Teacher's Pet - Comments

  • I loved the ending! "Sir, why are their teeth marks on you neck?" Oh god, i'm still laughing!
    November 2nd, 2009 at 05:05am
  • I like this, you should deff turn it into a story :D
    October 25th, 2009 at 01:14am
  • Wow, I love that you took my suggestion! =D

    Okay, new review. (The official judging will take place next weekend where I will reread every entry, so any changes you want to make, if they are made by October 24, will be judged as such, not as the first draft. Make sense?)

    "If I wanted to be just your teacher, I wouldn't have said that, but carry on, please." much better than the line I came up with, I LOVE IT!

    I like how Gabe mentally yells at himself in Spanish, cute!

    "...making the innocence I’m sure he lacks, but conveys so well, stand out even more." Well hot damn. I love myself an "not-that-innocent" innocent Ryan. =DDDD

    " Do you think it's fair I ask for your first name, professor? I mean, we're not children, if I'm to moan out your name, I don't think you'd want to me say Saporta" My jeans you ask? They were creamed. And I'm not even wearing jeans! Thats how much I love that line!

    "Can I touch you? Can I taste you? Can I fuck you, sir?" Ryan's a bit of a whore, no? XD

    “Gabriel Eduardo. Do I call you Gabriel?” Yeah, he's a whore.

    "Sir, why are there teeth marks on your neck?" Yes, explain that, Gabe---Mr. Saporta.

    Overall, much improved. Love, love, love. It was hot but also pretty cute. I love how Gabe is more awkward then Ryan is. Its like, Gabe is so confident and dominating but in the bedroom it's possible that he is the submissive. Same with Ryan, he seems like a submissive type, so I love how you switched the roles. It was very unexpected, I thought at first that Gabe would, like, shove Ryan against the desk or force him to give him a blowj, but he was kinda timid. And immagining him blushing...*drools*.
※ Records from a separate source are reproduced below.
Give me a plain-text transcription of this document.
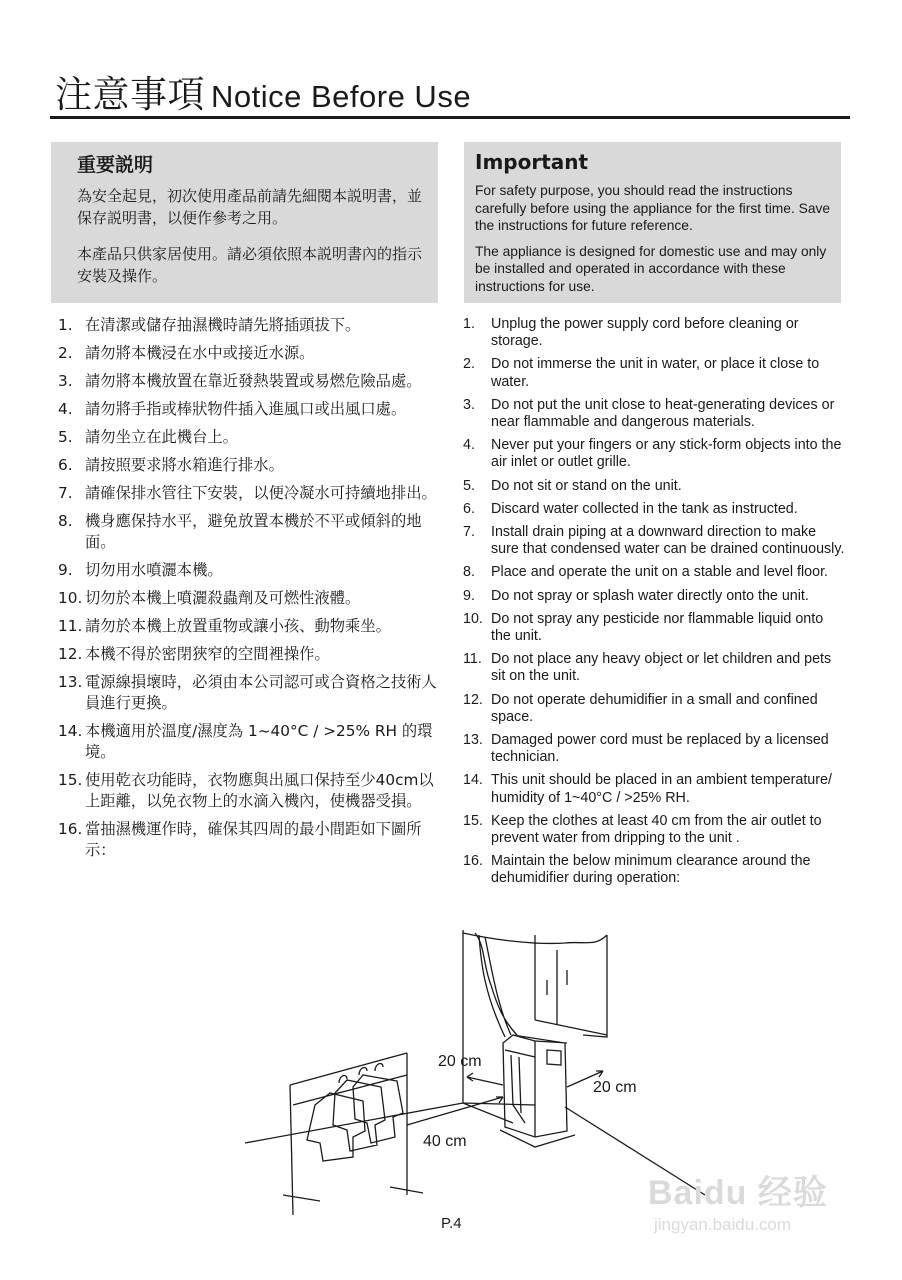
注意事項 Notice Before Use
重要説明

為安全起見，初次使用產品前請先細閱本説明書，並保存説明書，以便作參考之用。

本產品只供家居使用。請必須依照本説明書內的指示安裝及操作。

Important

For safety purpose, you should read the instructions carefully before using the appliance for the first time. Save the instructions for future reference.

The appliance is designed for domestic use and may only be installed and operated in accordance with these instructions for use.

1. 在清潔或儲存抽濕機時請先將插頭拔下。
2. 請勿將本機浸在水中或接近水源。
3. 請勿將本機放置在靠近發熱裝置或易燃危險品處。
4. 請勿將手指或棒狀物件插入進風口或出風口處。
5. 請勿坐立在此機台上。
6. 請按照要求將水箱進行排水。
7. 請確保排水管往下安裝，以便冷凝水可持續地排出。
8. 機身應保持水平，避免放置本機於不平或傾斜的地面。
9. 切勿用水噴灑本機。
10. 切勿於本機上噴灑殺蟲劑及可燃性液體。
11. 請勿於本機上放置重物或讓小孩、動物乘坐。
12. 本機不得於密閉狹窄的空間裡操作。
13. 電源線損壞時，必須由本公司認可或合資格之技術人員進行更換。
14. 本機適用於溫度/濕度為 1~40°C / >25% RH 的環境。
15. 使用乾衣功能時，衣物應與出風口保持至少40cm以上距離，以免衣物上的水滴入機內，使機器受損。
16. 當抽濕機運作時，確保其四周的最小間距如下圖所示：
1. Unplug the power supply cord before cleaning or storage.
2. Do not immerse the unit in water, or place it close to water.
3. Do not put the unit close to heat-generating devices or near flammable and dangerous materials.
4. Never put your fingers or any stick-form objects into the air inlet or outlet grille.
5. Do not sit or stand on the unit.
6. Discard water collected in the tank as instructed.
7. Install drain piping at a downward direction to make sure that condensed water can be drained continuously.
8. Place and operate the unit on a stable and level floor.
9. Do not spray or splash water directly onto the unit.
10. Do not spray any pesticide nor flammable liquid onto the unit.
11. Do not place any heavy object or let children and pets sit on the unit.
12. Do not operate dehumidifier in a small and confined space.
13. Damaged power cord must be replaced by a licensed technician.
14. This unit should be placed in an ambient temperature/ humidity of 1~40°C / >25% RH.
15. Keep the clothes at least 40 cm from the air outlet to prevent water from dripping to the unit .
16. Maintain the below minimum clearance around the dehumidifier during operation:
20 cm
20 cm
40 cm
P.4
Baidu 经验
jingyan.baidu.com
    Yeah, I love this. I'm super glad you entered and listened to me. Ooooh, this makes me want to read the other entries now! =D With this entry, it's gonna be a tough fight.

    x's and oh's
    Katie
    October 18th, 2009 at 02:07am
  • First note, translations. I know that they are necessary, but I think you could have done them like this

    “Buenas tardes el Sr. Ross y Sr. Thomas. Sugiero el tema que usted discute las paradas ahora o yo le tendré lo discute en español antes que sus compañeros de clase y los tiene traducen. Mi aula no es el área para las riñas de amante.” (“Good afternoon Mr. Ross and Mr. Thomas. I suggest the topic you are discussing stops now or I will have you discuss it in Spanish before your classmates and have them translate. My classroom is not the area for lover's spats.”)

    It just makes it easier for people who don’t speel spanish, like me, to not have to scroll down and read. I like that line though, and I really like that you made a point to recognize the age difference and make Gabe a teacher =D

    Edit for this line: “I shouldn't say that because I am your teacher.” (I’m using the english line, so I can keep my train of thought XD) I think you might want to change it to something like “I wish I were saying that just because I am your teacher”. Or “It should be something I say, just as a teacher…but…”. It’s up to you, of course. I just think it would reflect the ‘forbidden love’ thing, but that’s just my opinion.

    I think the first chapter/entry could be a bit longer. Actually, I think that it should only be one entry (or maybe two) but a long one. Like, when Ryan comes back he and Gabe start talking (in English) and blah blah blah then they start, like, ‘getting it on’, or just making out if you aren’t comfortable writing sex scenes, and Gabe only lets Ryan speak in Spanish or he punishes (teases) him. These are just my ideas, I have a pervy mind. I would like more of this though, I just way one entry because I think that would be easier to do than chapters, especially if you wanted to enter them all in my next weekend. But if you really want chapters, I could postpone the judging.

    Overall, I really like this and I’m glad you entered.